Closed oguya closed 8 years ago
What is the benefit of using the PGDG repository? Don't stray from distribution-vetted packages unless you need to. Occam's razor.
Flexibility in terms of choosing a specific version of a package. Don't forget Ubuntu 14.04 only provides one version of PostgreSQL & that is 9.3. I think this is similar to installing a specific version of nginx from nginx.org repo instead of using distro's repo. The same applies to glusterfs too.

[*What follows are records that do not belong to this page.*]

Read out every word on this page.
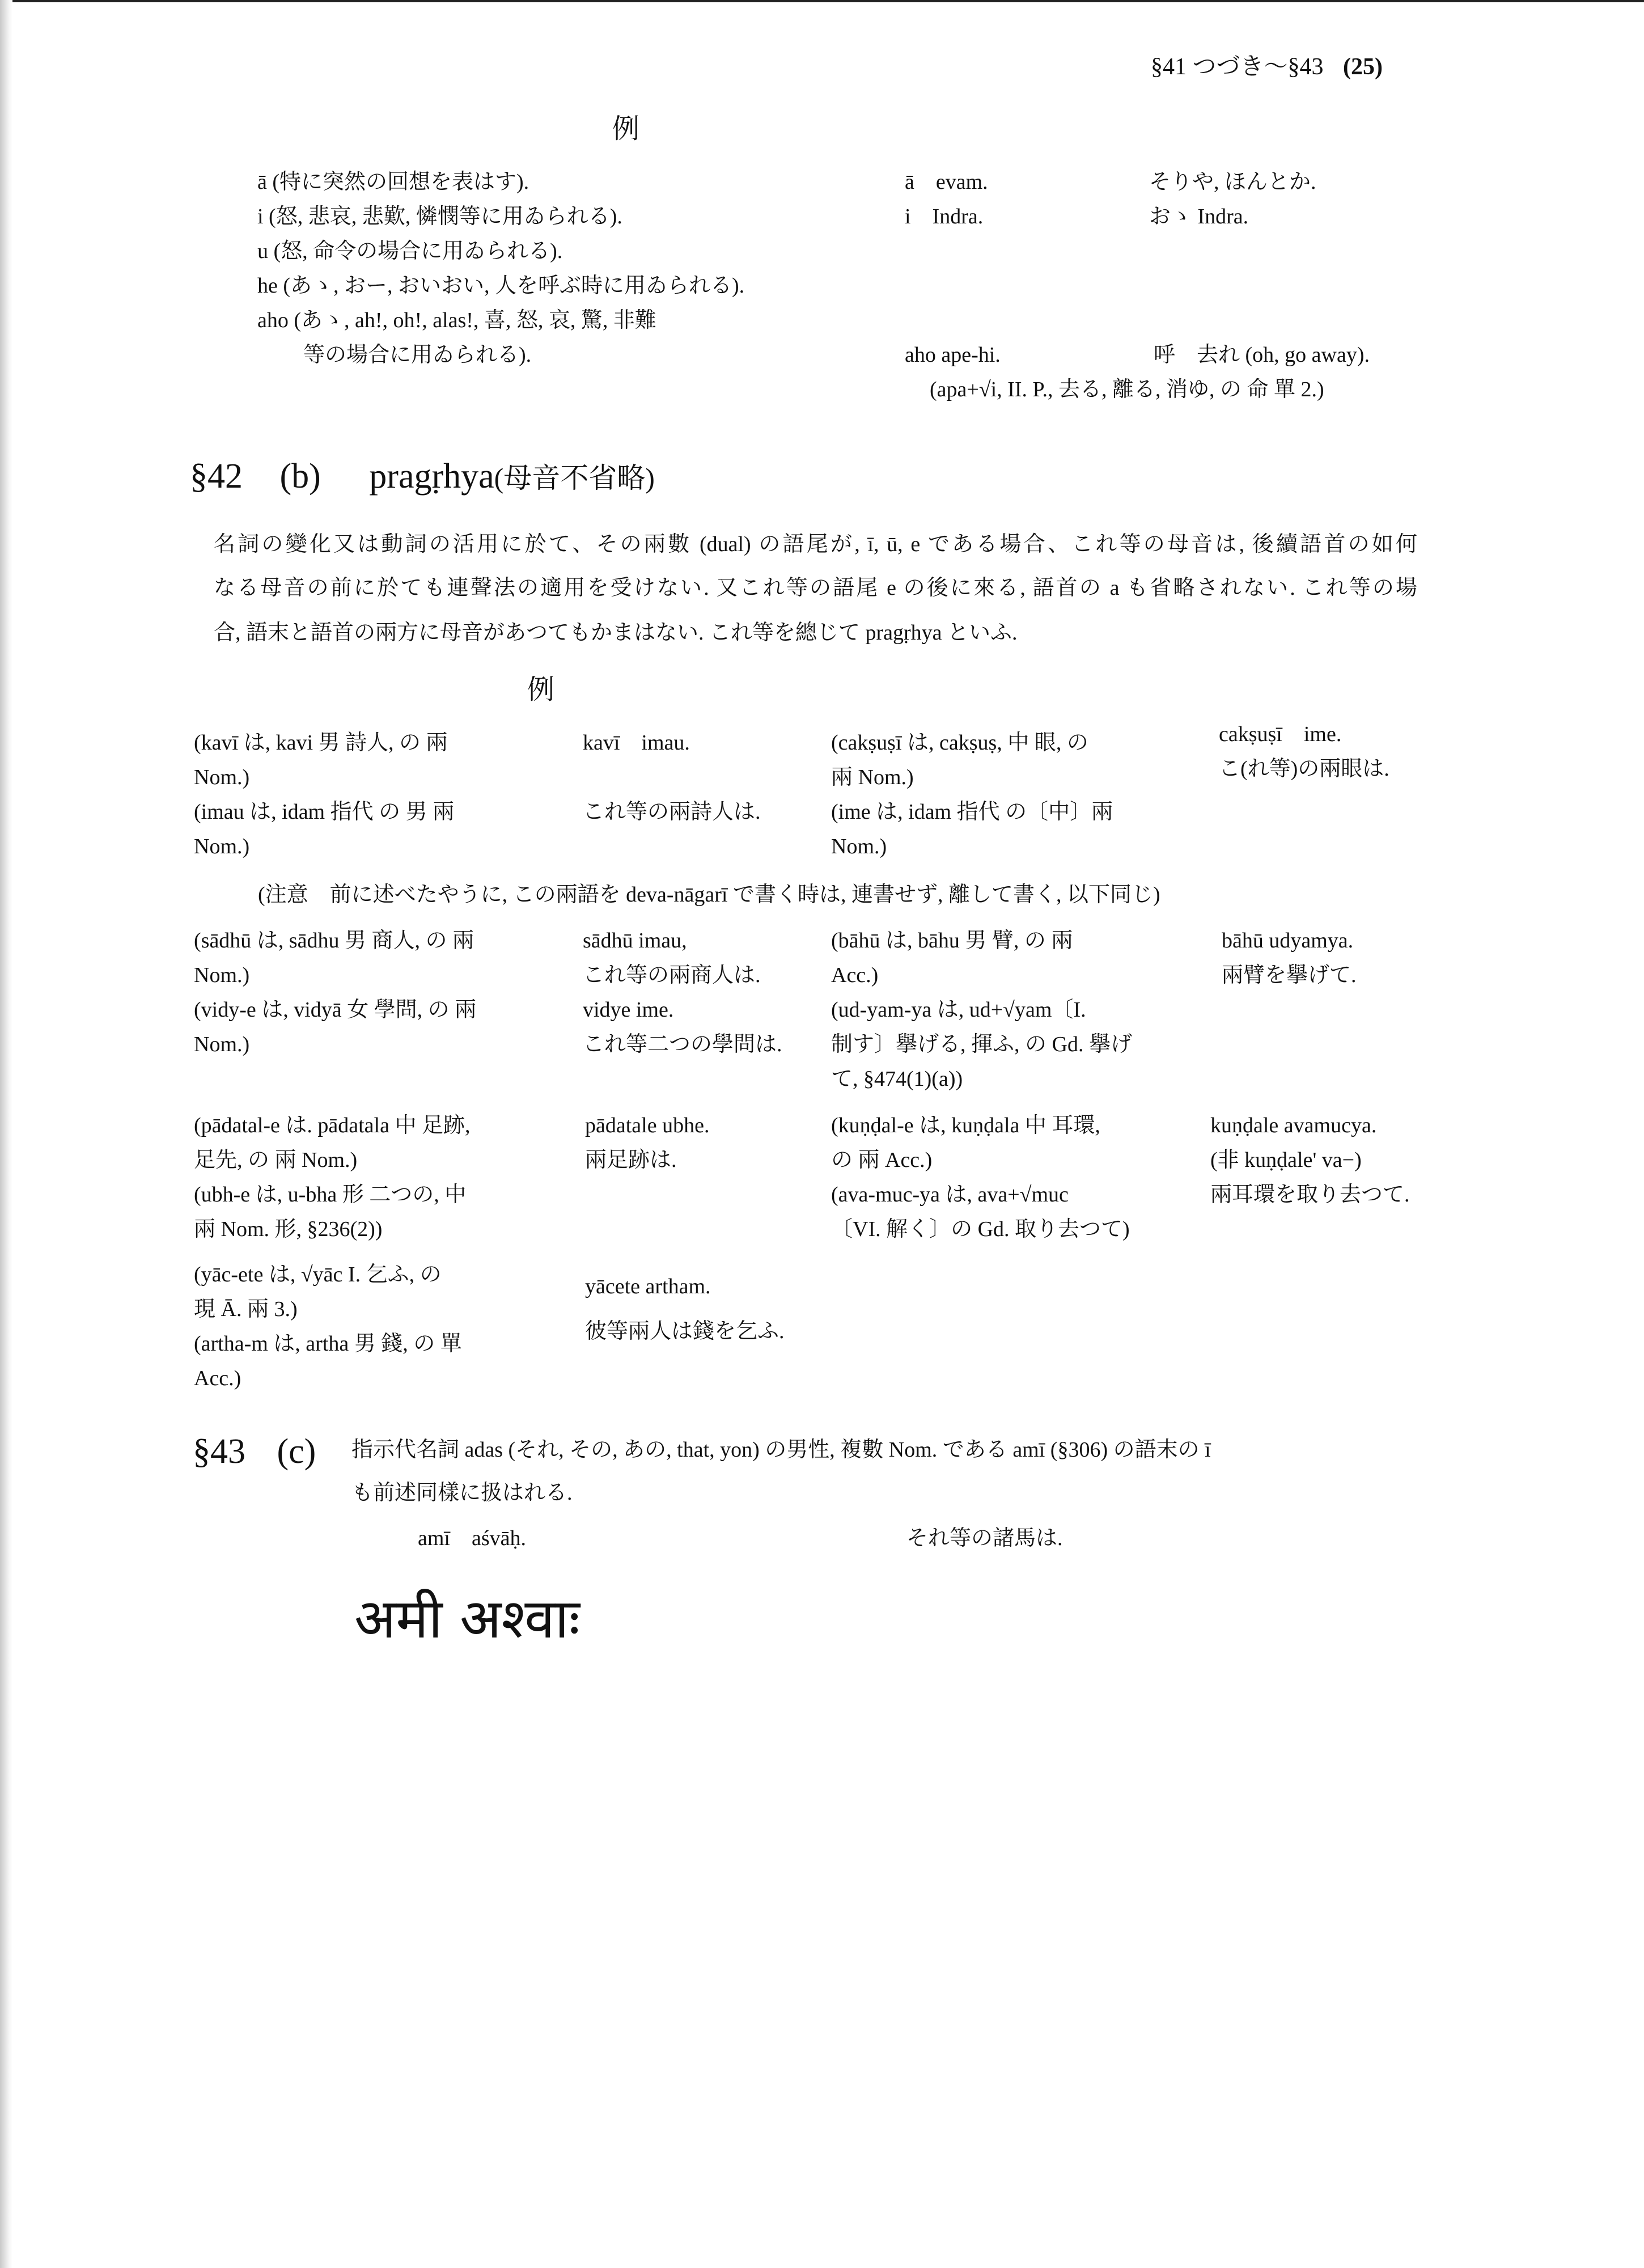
§41 つづき～§43 (25)
例
ā (特に突然の回想を表はす).
i (怒, 悲哀, 悲歎, 憐憫等に用ゐられる).
u (怒, 命令の場合に用ゐられる).
he (あゝ, おー, おいおい, 人を呼ぶ時に用ゐられる).
aho (あゝ, ah!, oh!, alas!, 喜, 怒, 哀, 驚, 非難
等の場合に用ゐられる).
ā　evam.
i　Indra.
aho ape-hi.
そりや, ほんとか.
おゝ Indra.
呼　去れ (oh, go away).
(apa+√i, II. P., 去る, 離る, 消ゆ, の 命 單 2.)
§42 (b) pragṛhya(母音不省略)
名詞の變化又は動詞の活用に於て、その兩數 (dual) の語尾が, ī, ū, e である場合、これ等の母音は, 後續語首の如何
なる母音の前に於ても連聲法の適用を受けない. 又これ等の語尾 e の後に來る, 語首の a も省略されない. これ等の場
合, 語末と語首の兩方に母音があつてもかまはない. これ等を總じて pragṛhya といふ.
例
(kavī は, kavi 男 詩人, の 兩
Nom.)
(imau は, idam 指代 の 男 兩
Nom.)
kavī　imau.
これ等の兩詩人は.
(cakṣuṣī は, cakṣuṣ, 中 眼, の
兩 Nom.)
(ime は, idam 指代 の〔中〕兩
Nom.)
cakṣuṣī　ime.
こ(れ等)の兩眼は.
(注意　前に述べたやうに, この兩語を deva-nāgarī で書く時は, 連書せず, 離して書く, 以下同じ)
(sādhū は, sādhu 男 商人, の 兩
Nom.)
(vidy-e は, vidyā 女 學問, の 兩
Nom.)
sādhū imau,
これ等の兩商人は.
vidye ime.
これ等二つの學問は.
(bāhū は, bāhu 男 臂, の 兩
Acc.)
(ud-yam-ya は, ud+√yam〔I.
制す〕擧げる, 揮ふ, の Gd. 擧げ
て, §474(1)(a))
bāhū udyamya.
兩臂を擧げて.
(pādatal-e は. pādatala 中 足跡,
足先, の 兩 Nom.)
(ubh-e は, u-bha 形 二つの, 中
兩 Nom. 形, §236(2))
pādatale ubhe.
兩足跡は.
(kuṇḍal-e は, kuṇḍala 中 耳環,
の 兩 Acc.)
(ava-muc-ya は, ava+√muc
〔VI. 解く〕の Gd. 取り去つて)
kuṇḍale avamucya.
(非 kuṇḍale' va−)
兩耳環を取り去つて.
(yāc-ete は, √yāc I. 乞ふ, の
現 Ā. 兩 3.)
(artha-m は, artha 男 錢, の 單
Acc.)
yācete artham.
彼等兩人は錢を乞ふ.
§43 (c) 指示代名詞 adas (それ, その, あの, that, yon) の男性, 複數 Nom. である amī (§306) の語末の ī
も前述同樣に扱はれる.
amī　aśvāḥ.	それ等の諸馬は.
अमी अश्वाः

We install nginx from the PPA because we want new features, and Ubuntu's is not just old, it's 1.4... which is two major versions behind. Do we NEED PostgreSQL 9.4 or 9.5? Another good example, for MariaDB on boran, we explicitly use a PPA because the distribution only provides MySQL, and we don't like that. ;)
In the end it's not my decision, but you should remember to keep it simple (and don't be a gentoo ricer, just tuning things to tune them). Ubuntu's PostgreSQL maintainer is smarter than you.

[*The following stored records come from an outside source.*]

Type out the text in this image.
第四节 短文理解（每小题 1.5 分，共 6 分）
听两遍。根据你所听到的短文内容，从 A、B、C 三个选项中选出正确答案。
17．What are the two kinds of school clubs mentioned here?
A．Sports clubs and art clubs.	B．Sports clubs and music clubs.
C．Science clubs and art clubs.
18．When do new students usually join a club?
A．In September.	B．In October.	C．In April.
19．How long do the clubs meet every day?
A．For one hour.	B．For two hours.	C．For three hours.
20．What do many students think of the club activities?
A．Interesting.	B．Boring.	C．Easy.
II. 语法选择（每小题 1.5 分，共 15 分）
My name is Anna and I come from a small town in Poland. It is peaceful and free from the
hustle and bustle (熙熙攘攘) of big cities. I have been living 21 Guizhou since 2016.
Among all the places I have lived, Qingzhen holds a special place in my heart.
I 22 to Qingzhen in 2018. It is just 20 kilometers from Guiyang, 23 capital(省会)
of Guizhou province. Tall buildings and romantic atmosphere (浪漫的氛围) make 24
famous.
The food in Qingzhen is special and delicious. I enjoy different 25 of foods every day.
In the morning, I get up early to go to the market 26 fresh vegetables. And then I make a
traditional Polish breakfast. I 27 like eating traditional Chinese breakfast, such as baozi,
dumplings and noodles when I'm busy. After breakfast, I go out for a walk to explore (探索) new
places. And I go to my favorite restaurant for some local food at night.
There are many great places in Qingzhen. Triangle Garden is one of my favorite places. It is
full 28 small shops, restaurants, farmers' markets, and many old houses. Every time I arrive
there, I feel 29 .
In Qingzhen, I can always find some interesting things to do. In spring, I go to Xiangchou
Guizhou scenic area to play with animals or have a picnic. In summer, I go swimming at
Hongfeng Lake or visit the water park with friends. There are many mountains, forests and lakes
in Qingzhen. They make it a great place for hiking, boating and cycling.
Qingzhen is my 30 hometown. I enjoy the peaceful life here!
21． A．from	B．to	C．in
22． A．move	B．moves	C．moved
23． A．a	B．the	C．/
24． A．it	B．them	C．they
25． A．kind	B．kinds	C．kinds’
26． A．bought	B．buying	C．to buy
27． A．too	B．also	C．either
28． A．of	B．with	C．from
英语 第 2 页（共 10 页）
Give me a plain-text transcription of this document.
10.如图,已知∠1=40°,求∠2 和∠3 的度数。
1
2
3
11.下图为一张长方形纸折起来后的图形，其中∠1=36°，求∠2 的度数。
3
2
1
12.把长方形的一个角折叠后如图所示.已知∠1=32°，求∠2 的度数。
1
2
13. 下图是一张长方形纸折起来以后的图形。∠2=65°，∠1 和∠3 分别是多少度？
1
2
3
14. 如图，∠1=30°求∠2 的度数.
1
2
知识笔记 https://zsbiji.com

On Tue, Jan 19, 2016 at 5:52 PM James Oguya notifications@github.com wrote:
Flexibility in terms of choosing a specific version of a package. Don't forget Ubuntu 14.04 only provides one version of PostgreSQL & that is 9.3. I think this is similar to installing a specific version of nginx from nginx.org repo instead of using distro's repo. The same applies to glusterfs too.

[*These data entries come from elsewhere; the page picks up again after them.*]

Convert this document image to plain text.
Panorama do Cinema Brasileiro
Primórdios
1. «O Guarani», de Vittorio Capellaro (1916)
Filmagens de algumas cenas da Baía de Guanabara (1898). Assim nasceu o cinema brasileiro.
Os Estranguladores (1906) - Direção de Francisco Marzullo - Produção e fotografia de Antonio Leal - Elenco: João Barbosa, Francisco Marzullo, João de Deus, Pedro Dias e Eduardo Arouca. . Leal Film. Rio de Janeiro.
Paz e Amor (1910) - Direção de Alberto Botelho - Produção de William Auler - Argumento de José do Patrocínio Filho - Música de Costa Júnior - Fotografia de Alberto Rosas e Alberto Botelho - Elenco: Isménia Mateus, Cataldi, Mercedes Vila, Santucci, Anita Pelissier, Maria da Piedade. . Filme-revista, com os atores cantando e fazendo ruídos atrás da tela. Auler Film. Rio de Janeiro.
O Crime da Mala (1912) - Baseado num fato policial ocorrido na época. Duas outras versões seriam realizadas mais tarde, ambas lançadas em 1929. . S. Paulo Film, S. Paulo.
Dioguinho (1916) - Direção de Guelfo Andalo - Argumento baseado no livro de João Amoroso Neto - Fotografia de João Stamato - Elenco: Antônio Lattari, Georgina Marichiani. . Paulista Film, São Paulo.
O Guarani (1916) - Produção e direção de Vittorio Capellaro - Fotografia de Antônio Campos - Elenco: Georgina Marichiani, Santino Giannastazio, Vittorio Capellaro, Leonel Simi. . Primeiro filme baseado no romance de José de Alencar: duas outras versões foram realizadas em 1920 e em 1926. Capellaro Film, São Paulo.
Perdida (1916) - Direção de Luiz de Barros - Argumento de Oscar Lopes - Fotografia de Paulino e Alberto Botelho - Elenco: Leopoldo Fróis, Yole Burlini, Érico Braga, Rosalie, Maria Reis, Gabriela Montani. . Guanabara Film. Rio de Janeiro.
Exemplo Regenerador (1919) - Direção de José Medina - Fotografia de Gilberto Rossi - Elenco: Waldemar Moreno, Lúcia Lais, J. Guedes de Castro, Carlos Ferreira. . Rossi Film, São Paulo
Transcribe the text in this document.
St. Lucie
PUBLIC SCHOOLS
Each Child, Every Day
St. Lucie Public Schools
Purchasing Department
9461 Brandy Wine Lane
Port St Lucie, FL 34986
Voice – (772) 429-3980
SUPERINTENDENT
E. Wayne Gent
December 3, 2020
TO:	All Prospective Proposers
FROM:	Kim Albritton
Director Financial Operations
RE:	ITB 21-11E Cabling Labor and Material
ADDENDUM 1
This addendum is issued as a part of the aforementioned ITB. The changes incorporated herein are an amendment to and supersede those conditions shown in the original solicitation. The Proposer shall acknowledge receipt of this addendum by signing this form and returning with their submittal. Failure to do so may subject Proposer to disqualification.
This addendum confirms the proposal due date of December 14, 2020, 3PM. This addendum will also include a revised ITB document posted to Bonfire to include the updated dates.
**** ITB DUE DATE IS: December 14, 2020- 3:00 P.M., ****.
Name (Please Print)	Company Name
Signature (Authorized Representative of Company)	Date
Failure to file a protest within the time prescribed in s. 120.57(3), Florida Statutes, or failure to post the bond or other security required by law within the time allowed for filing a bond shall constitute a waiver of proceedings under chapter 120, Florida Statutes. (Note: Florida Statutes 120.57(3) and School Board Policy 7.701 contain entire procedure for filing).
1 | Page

— Reply to this email directly or view it on GitHub https://github.com/ilri/rmg-ansible-public/issues/19#issuecomment-172895500 .
Instead of relying on Ubuntu repo to provides with us a specific version of PostgreSQL, I think we should use PostgreSQL Global Development Group (PGDG) which maintains an apt repo[1][2] of PostgreSQL packages for Debian-based distros. Using the PGDG repo, we can install a specific version of PostgreSQL on any newer/older versions of Debian-based distros. Besides that, Ubuntu 16.04 will only provide PostgreSQL 9.4 instead of our current 9.3.